Fix 3: Kubernetes Leader Election (Production-Ready)

For Kubernetes deployments, use the built-in leader election via Lease objects — no Redis required:

import * as k8s from '@kubernetes/client-node'

async function runWithKubernetesLeaderElection(onLeader: () => void) {
  const kc = new k8s.KubeConfig()
  kc.loadFromDefault()

  const coordinationClient = kc.makeApiClient(k8s.CoordinationV1Api)
  const leaseName = 'my-service-leader'
  const namespace = process.env.POD_NAMESPACE ?? 'default'
  const identity = process.env.HOSTNAME ?? 'unknown'

  const le = new k8s.LeaderElection(coordinationClient)

  await le.run({
    leaseName,
    namespace,
    identity,
    leaseDuration: 15,   // seconds
    renewDeadline: 10,   // must renew within 10s or step down
    retryPeriod: 2,      // retry every 2s
    onStartedLeading: () => {
      console.log(`${identity} became leader`)
      onLeader()
    },
    onStoppedLeading: () => {
      console.log(`${identity} lost leadership — exiting`)
      process.exit(1)  // Let Kubernetes restart the pod
    },
    onNewLeader: (newLeader: string) => {
      console.log(`New leader elected: ${newLeader}`)
    },
  })
}

The Kubernetes Lease resource replaces Redis. The controller manager handles the renewal protocol, and the renewDeadline / leaseDuration parameters are tuned to prevent split-brain by default.

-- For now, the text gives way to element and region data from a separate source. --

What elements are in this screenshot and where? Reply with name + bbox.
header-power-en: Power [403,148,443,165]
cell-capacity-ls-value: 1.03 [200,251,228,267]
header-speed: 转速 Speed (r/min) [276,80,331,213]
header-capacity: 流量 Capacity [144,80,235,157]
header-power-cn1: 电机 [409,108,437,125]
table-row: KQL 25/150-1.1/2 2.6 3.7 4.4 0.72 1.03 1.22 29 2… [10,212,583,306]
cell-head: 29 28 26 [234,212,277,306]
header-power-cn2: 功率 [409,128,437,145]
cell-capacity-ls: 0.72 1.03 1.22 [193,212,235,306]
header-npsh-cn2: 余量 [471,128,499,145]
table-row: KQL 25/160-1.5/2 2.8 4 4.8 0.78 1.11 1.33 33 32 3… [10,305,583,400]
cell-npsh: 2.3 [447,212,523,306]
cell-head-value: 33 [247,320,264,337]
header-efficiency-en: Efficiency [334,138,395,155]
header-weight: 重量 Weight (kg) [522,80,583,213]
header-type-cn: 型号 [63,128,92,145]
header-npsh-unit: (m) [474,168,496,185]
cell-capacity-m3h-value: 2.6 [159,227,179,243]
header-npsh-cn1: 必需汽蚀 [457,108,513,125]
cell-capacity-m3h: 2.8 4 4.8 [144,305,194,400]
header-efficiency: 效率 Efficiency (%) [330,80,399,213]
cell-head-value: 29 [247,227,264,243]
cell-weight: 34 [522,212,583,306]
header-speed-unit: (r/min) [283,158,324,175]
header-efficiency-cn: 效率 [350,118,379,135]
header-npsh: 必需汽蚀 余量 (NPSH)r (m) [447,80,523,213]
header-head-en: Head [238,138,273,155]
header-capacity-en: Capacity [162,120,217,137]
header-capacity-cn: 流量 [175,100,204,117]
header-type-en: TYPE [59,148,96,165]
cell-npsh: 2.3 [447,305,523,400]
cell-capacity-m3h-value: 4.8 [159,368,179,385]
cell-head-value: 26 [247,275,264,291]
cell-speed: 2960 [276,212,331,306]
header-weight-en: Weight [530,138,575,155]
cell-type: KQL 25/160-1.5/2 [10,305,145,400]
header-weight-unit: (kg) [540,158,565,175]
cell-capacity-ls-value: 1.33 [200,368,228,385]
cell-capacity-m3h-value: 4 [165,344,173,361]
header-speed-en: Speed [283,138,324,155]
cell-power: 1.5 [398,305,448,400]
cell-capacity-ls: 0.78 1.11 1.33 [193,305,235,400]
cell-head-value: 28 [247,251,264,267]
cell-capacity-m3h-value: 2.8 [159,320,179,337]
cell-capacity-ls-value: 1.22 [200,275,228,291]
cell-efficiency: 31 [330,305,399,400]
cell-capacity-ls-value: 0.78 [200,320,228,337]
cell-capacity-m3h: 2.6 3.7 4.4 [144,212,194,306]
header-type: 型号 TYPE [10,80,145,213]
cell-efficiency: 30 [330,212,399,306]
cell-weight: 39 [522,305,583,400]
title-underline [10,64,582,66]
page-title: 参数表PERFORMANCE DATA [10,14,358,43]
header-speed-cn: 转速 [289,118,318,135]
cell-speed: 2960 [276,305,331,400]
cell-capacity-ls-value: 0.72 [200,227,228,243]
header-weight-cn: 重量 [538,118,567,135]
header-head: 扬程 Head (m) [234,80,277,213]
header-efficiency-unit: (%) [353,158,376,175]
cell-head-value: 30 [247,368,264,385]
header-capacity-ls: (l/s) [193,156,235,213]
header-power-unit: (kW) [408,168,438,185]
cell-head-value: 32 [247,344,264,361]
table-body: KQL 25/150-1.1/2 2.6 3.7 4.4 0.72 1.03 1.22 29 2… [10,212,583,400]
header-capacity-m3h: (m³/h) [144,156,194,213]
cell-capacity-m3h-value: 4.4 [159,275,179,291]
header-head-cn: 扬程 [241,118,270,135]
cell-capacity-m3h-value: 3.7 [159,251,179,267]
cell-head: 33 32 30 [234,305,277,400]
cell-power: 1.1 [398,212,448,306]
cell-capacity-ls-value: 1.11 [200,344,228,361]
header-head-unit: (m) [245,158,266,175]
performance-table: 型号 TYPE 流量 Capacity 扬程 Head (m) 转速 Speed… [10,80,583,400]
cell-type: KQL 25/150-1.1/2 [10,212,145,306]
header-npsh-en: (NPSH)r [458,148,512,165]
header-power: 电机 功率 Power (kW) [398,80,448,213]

Fix 4: etcd for Strong Consistency

If you need linearizable leader election (stronger than Redis, which is eventually consistent under network partitions), use etcd:

import { Etcd3 } from 'etcd3'

const etcd = new Etcd3({ hosts: 'etcd:2379' })

async function runAsLeader() {
  const election = etcd.election('my-service-leader')

  // campaign() blocks until this instance becomes leader
  // Uses etcd's Raft consensus — linearizable, no split-brain
  const campaign = await election.campaign(process.env.HOSTNAME!)

  console.log('Became leader!')

  // When step down is needed:
  // await campaign.resign()

  // Watch for leadership changes
  election.observe().on('change', (leader) => {
    console.log('Current leader:', leader)
  })
}

runAsLeader().catch((err) => {
  console.error('Lost election or error:', err)
  process.exit(1)
})

etcd uses the Raft consensus algorithm — it's impossible for two nodes to both believe they're leader at the same time (unlike Redis, which can have clock-based issues in network partition scenarios).

The Lease Duration Trade-off

Short lease (5 seconds):
  ✅ Fast failover — new leader elected in ~5 seconds
  ❌ More renewal network traffic
  ❌ Noisy — brief Redis hiccup causes unnecessary leader change
  ❌ Old leader gets 5 seconds where it might do stale work

Long lease (60 seconds):
  ✅ Robust to transient network issues
  ✅ Less renewal traffic
  ❌ Slow failover — 60 seconds of downtime if leader dies
  ❌ Old leader has 60 seconds to do stale work (unless using fencing)

A good default for most services:

leaseTTL: 15 seconds
renewInterval: 5 seconds (renew at 1/3 TTL)
failover time: ~15 seconds (one full TTL expiry)
Add fencing tokens if even 15 seconds of split-brain is unacceptable

Leader Election Checklist

Risk	Solution
Two leaders simultaneously	Fencing tokens + lease per-operation check
Leader dies, no failover	TTL on lease — auto-expires and enables new election
Redis restart → all leases lost	Handle `onLostLeadership`, graceful shutdown
Leader can't renew but is healthy	Stop all leader work when renewal fails
Split-brain during partition	etcd or K8s Lease (Raft-based, linearizable)
Stale leader finishes long operation	Fencing token rejected by database

Conclusion

Leader election bugs are silent in development (single node, no partitions) and catastrophic in production (duplicate billing, corrupted state, split-brain). The minimum viable safe implementation has three properties: a short-lived lease that auto-expires, strict step-down when renewal fails (even if the node is otherwise healthy), and fencing tokens on any writes so stale leaders can't corrupt state. For Kubernetes deployments, use the built-in Lease resource rather than rolling your own. For stronger guarantees, use etcd's Raft-based election. Whatever approach you choose, test the network-partition scenario — that's where elections go wrong.